By using the substitution $u = 1 + \sqrt x$, find $\int {\frac{{\sqrt x }}{{1 + \sqrt x }}{\text{d}}x}$.

$\frac{{{\text{d}}u}}{{{\text{d}}x}} = \frac{1}{{2\sqrt x }}$     A1

${\text{d}}x = 2(u - 1){\text{d}}u$

Note:     Award the A1 for any correct relationship between ${\text{d}}x$ and ${\text{d}}u$.

$\int {\frac{{\sqrt x }}{{1 + \sqrt x }}{\text{d}}x}  = 2\int {\frac{{{{(u - 1)}^2}}}{u}{\text{d}}u}$     (M1)A1

Note:     Award the M1 for an attempt at substitution resulting in an integral only involving $u$ .

$= 2\int {u - 2 + \frac{1}{u}{\text{d}}u}$     (A1)

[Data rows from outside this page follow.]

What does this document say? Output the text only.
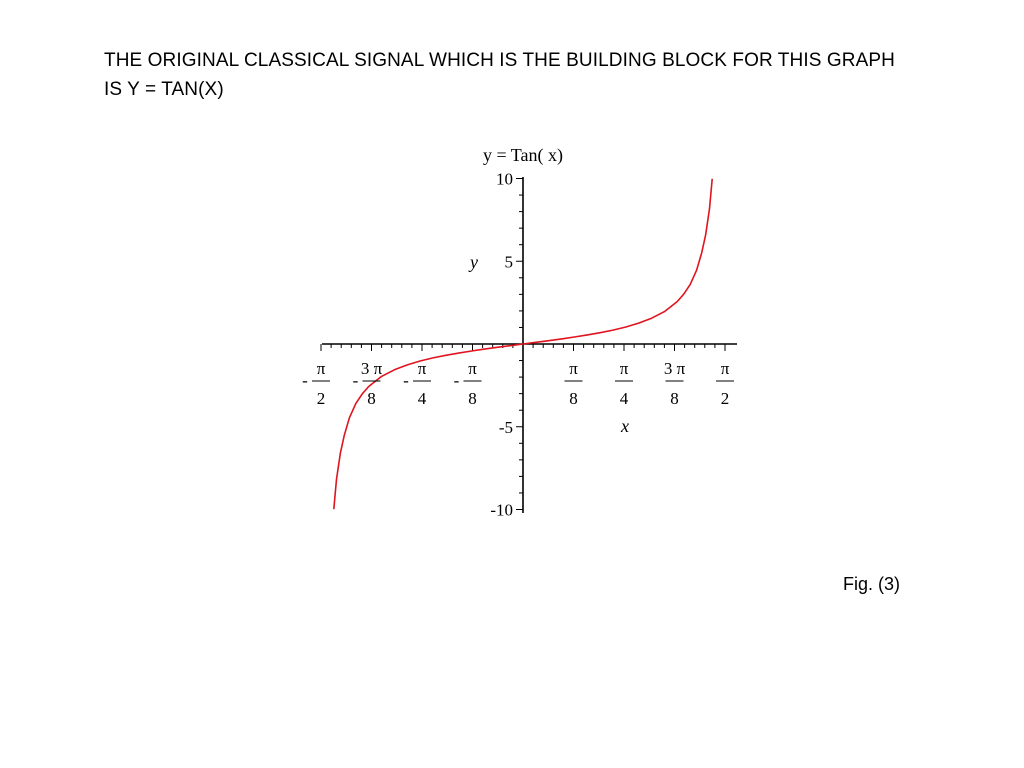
THE ORIGINAL CLASSICAL SIGNAL WHICH IS THE BUILDING BLOCK FOR THIS GRAPH
IS Y = TAN(X)
y = Tan( x)
y
x
π
2
-
3 π
8
-
π
4
-
π
8
-
π
8
π
4
3 π
8
π
2
10
5
-5
-10
Fig. (3)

$= {u^2} - 4u + 2\ln u( + C)$     A1

$= x - 2\sqrt x  - 3 + 2\ln \left( {1 + \sqrt x } \right)( + C)$     A1

Note:     Award the A1 for a correct expression in $x$, but not necessarily fully expanded/simplified.

[6 marks]

Many candidates worked through this question successfully. A significant minority either made algebraic mistakes with the substitution or tried to work with an integral involving both $x$ and $u$.